Nomura Real Estate Holdings Future Earnings Per Share Growth
Risks
What could happen that would invalidate this narrative?- Sales of rental housing properties in the Residential Development business unit decreased compared to the previous fiscal year. This decrease could impact the business unit's future revenue and gross profit margins.
- The plan for property sales in both Residential Development and Commercial Real Estate business units has been revised, leading to a lower gross profit than initially forecasted, potentially impacting net margins.
- The tough environment for land acquisition, despite some success, could pose challenges for future development projects and affect long-term revenue growth.
- Overseas AUM, particularly in the UK, is declining due to asset sales, which might impact overall asset management revenue and earnings.
- The revised downward forecast for the Commercial Real Estate business unit due to changes in property sale plans may negatively affect overall business profit and earnings outcomes.
Valuation
How have all the factors above been brought together to estimate a fair value?- The analysts have a consensus price target of ¥4504.444 for Nomura Real Estate Holdings based on their expectations of its future earnings growth, profit margins and other risk factors.

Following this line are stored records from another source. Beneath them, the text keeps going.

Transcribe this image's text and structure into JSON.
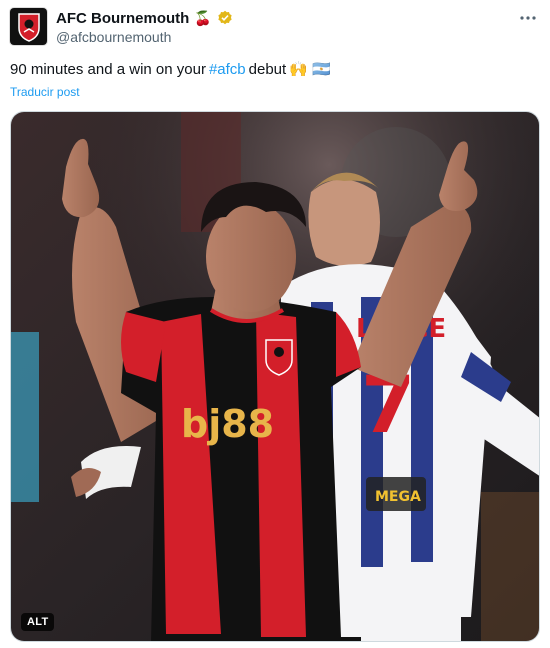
{
  "account": {
    "name": "AFC Bournemouth",
    "handle": "@afcbournemouth",
    "name_emoji": "🍒",
    "verified_color": "#e2b719"
  },
  "tweet": {
    "text_before": "90 minutes and a win on your",
    "hashtag": "#afcb",
    "text_after": "debut",
    "emojis": "🙌 🇦🇷",
    "translate_label": "Traducir post"
  },
  "media": {
    "alt_label": "ALT",
    "shirt_sponsor": "bj88",
    "opponent_name": "LLACE",
    "opponent_number": "7",
    "opponent_sponsor": "MEGA"
  },
  "icons": {
    "more": "more-options-icon",
    "verified": "verified-badge-icon"
  },
  "colors": {
    "link": "#1d9bf0",
    "secondary_text": "#536471",
    "bournemouth_red": "#d31f2a",
    "bournemouth_black": "#111111"
  }
}
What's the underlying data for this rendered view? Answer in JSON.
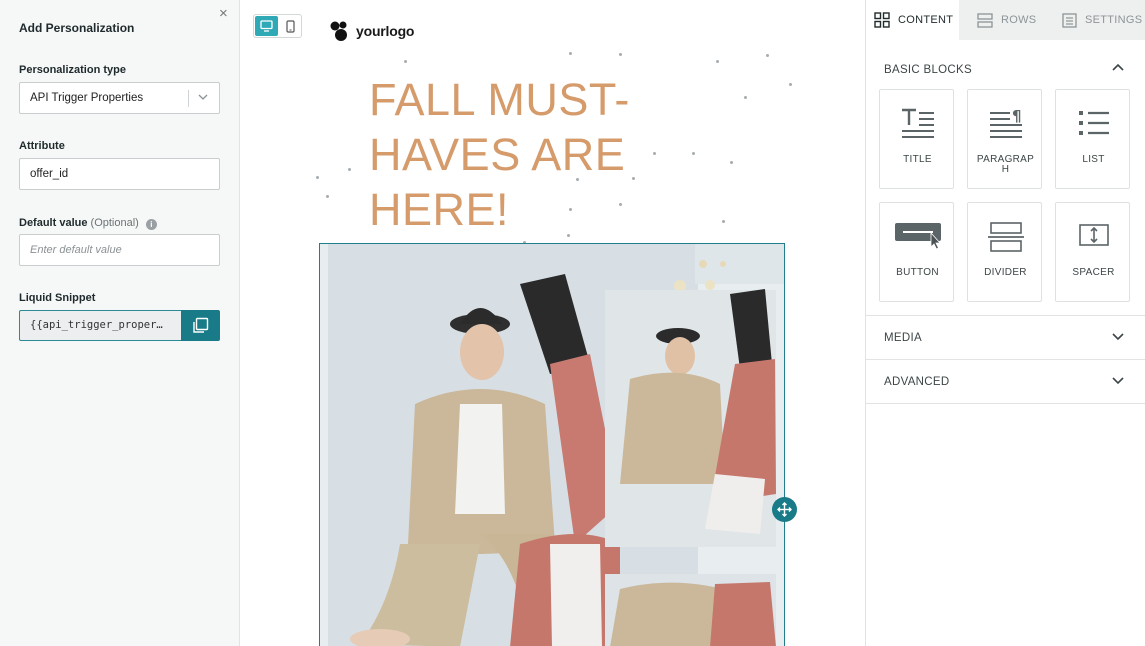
{
  "personalization_panel": {
    "title": "Add Personalization",
    "close_glyph": "×",
    "type_label": "Personalization type",
    "type_value": "API Trigger Properties",
    "attribute_label": "Attribute",
    "attribute_value": "offer_id",
    "default_label": "Default value",
    "default_optional": "(Optional)",
    "default_placeholder": "Enter default value",
    "snippet_label": "Liquid Snippet",
    "snippet_value": "{{api_trigger_proper…"
  },
  "canvas": {
    "logo_text": "yourlogo",
    "headline_lines": [
      "FALL MUST-",
      "HAVES ARE",
      "HERE!"
    ],
    "headline_color": "#d59b6b",
    "accent": "#197b87"
  },
  "sidebar": {
    "tabs": [
      {
        "label": "CONTENT",
        "icon": "grid-icon"
      },
      {
        "label": "ROWS",
        "icon": "rows-icon"
      },
      {
        "label": "SETTINGS",
        "icon": "settings-icon"
      }
    ],
    "basic_blocks_label": "BASIC BLOCKS",
    "blocks": [
      {
        "label": "TITLE",
        "icon": "title-icon"
      },
      {
        "label": "PARAGRAPH",
        "icon": "paragraph-icon"
      },
      {
        "label": "LIST",
        "icon": "list-icon"
      },
      {
        "label": "BUTTON",
        "icon": "button-icon"
      },
      {
        "label": "DIVIDER",
        "icon": "divider-icon"
      },
      {
        "label": "SPACER",
        "icon": "spacer-icon"
      }
    ],
    "media_label": "MEDIA",
    "advanced_label": "ADVANCED"
  }
}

However, there is a degree of disagreement amongst analysts, with the most bullish reporting a price target of ¥5400.0, and the most bearish reporting a price target of just ¥3950.0.
- In order for you to agree with the analyst's consensus, you'd need to believe that by 2028, revenues will be ¥896.5 billion, earnings will come to ¥87.1 billion, and it would be trading on a PE ratio of 10.9x, assuming you use a discount rate of 7.7%.
- Given the current share price of ¥4405.0, the analyst price target of ¥4504.44 is 2.2% higher. The relatively low difference between the current share price and the analyst consensus price target indicates that they believe on average, the company is fairly priced.
- We always encourage you to reach your own conclusions though. So sense check these analyst numbers against your own assumptions and expectations based on your understanding of the business and what you believe is probable.
How well do narratives help inform your perspective?
Disclaimer
Warren A.I. is a tool utilizing a Large Language Model (LLM) that ingests data on consensus price targets, forecasted revenue and earnings figures, as well as the transcripts of earnings calls to produce qualitative analysis. The narratives produced by Warren A.I. are general in nature and are based solely on analyst data and publicly-available material published by the respective companies. These scenarios are not indicative of the company's future performance and are exploratory in nature. Simply Wall St has no position in the company(s) mentioned. Simply Wall St may provide the securities issuer or related entities with website advertising services for a fee, on an arm's length basis. These relationships have no impact on the way we conduct our business, the content we host, or how our content is served to users. The price targets and estimates used are consensus data, and do not constitute a recommendation to buy or sell any stock, and they do not take account of your objectives, or your financial situation. Note that Warren A.I.'s analysis may not factor in the latest price-sensitive company announcements or qualitative material.